El flamenco es el único folclore verdaderamente español, y de las pocas artes que tiene el país, junto a la literatura, pintura y toros. Hay que mimar estas artes, para conservar nuestras raíces. Aunque haya evolución, el origen tiene que permanecer intacto. Los cantes antiguos y puros hay que conservarlos, en todas sus vertientes. Me fascinaba Paco de Lucía, tengo muchos discos de él.

El día 3 de marzo voy a Jerez a ver a la hija de Carmela de los Fanegas. Baila con bata de cola. Mara de Fanega.
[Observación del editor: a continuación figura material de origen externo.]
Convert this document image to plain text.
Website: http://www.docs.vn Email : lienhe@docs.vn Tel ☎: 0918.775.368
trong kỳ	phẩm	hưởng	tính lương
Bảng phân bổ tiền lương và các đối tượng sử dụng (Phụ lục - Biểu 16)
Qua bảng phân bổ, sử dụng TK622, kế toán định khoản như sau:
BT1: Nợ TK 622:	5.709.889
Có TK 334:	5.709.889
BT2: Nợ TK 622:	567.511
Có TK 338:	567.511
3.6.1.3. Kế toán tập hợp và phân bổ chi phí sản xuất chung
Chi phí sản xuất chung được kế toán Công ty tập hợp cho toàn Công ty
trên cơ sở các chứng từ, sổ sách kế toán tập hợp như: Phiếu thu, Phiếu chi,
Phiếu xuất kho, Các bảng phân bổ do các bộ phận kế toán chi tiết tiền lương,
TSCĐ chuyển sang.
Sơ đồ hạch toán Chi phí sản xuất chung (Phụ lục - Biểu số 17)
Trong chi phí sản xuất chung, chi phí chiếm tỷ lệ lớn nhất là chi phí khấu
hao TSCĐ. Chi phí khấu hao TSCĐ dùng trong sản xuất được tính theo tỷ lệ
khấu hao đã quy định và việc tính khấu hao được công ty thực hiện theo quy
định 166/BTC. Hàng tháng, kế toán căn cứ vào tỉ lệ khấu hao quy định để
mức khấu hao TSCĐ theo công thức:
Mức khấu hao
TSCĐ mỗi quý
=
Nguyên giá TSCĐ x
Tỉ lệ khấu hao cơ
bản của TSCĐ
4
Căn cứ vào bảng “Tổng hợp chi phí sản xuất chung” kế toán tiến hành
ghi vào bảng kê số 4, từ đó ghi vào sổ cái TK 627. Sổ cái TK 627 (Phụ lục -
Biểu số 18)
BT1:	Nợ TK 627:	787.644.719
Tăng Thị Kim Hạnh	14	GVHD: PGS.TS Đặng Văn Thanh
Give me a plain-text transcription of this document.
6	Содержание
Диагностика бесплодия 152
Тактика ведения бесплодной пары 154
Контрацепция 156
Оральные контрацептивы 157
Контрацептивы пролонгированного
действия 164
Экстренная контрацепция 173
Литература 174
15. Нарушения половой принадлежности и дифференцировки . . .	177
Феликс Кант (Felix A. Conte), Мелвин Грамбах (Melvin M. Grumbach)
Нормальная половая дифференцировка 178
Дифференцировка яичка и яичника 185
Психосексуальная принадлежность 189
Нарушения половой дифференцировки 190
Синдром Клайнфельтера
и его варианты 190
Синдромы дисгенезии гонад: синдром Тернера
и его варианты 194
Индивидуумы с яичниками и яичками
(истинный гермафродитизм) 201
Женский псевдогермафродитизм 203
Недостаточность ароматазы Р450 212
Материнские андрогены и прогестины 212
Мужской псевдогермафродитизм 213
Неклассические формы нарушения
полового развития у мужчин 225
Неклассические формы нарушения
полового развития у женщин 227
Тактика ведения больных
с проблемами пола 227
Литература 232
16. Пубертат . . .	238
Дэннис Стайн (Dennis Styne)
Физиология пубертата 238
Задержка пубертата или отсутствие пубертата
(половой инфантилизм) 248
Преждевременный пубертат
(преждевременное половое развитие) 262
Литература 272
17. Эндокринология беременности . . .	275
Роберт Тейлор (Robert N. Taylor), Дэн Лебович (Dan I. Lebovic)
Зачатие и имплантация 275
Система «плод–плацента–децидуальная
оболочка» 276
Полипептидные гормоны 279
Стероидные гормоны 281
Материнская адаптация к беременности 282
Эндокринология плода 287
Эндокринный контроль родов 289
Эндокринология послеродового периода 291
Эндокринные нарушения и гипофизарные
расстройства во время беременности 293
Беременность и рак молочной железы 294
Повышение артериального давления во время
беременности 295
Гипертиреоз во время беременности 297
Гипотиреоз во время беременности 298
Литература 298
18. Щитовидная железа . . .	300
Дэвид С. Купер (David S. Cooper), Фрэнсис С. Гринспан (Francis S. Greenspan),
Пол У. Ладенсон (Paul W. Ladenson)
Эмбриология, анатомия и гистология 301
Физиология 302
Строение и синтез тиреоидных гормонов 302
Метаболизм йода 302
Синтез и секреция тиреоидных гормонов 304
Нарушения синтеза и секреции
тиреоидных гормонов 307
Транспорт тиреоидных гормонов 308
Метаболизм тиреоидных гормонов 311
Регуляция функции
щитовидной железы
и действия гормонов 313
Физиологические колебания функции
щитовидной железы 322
En la Guarida del Ángel.

Cuando vivía en Holanda (a finales de los 80), tenía una amiga, novia de un guitarrista, que era holandesa, pero con cara gitana, y bailaba bien. Iban a actuar en restaurantes y salas de Bélgica. Y yo iba con ellos de palmero y me divertía mucho. Pero nunca me atreví a cantar el público, pero sí en petit comité.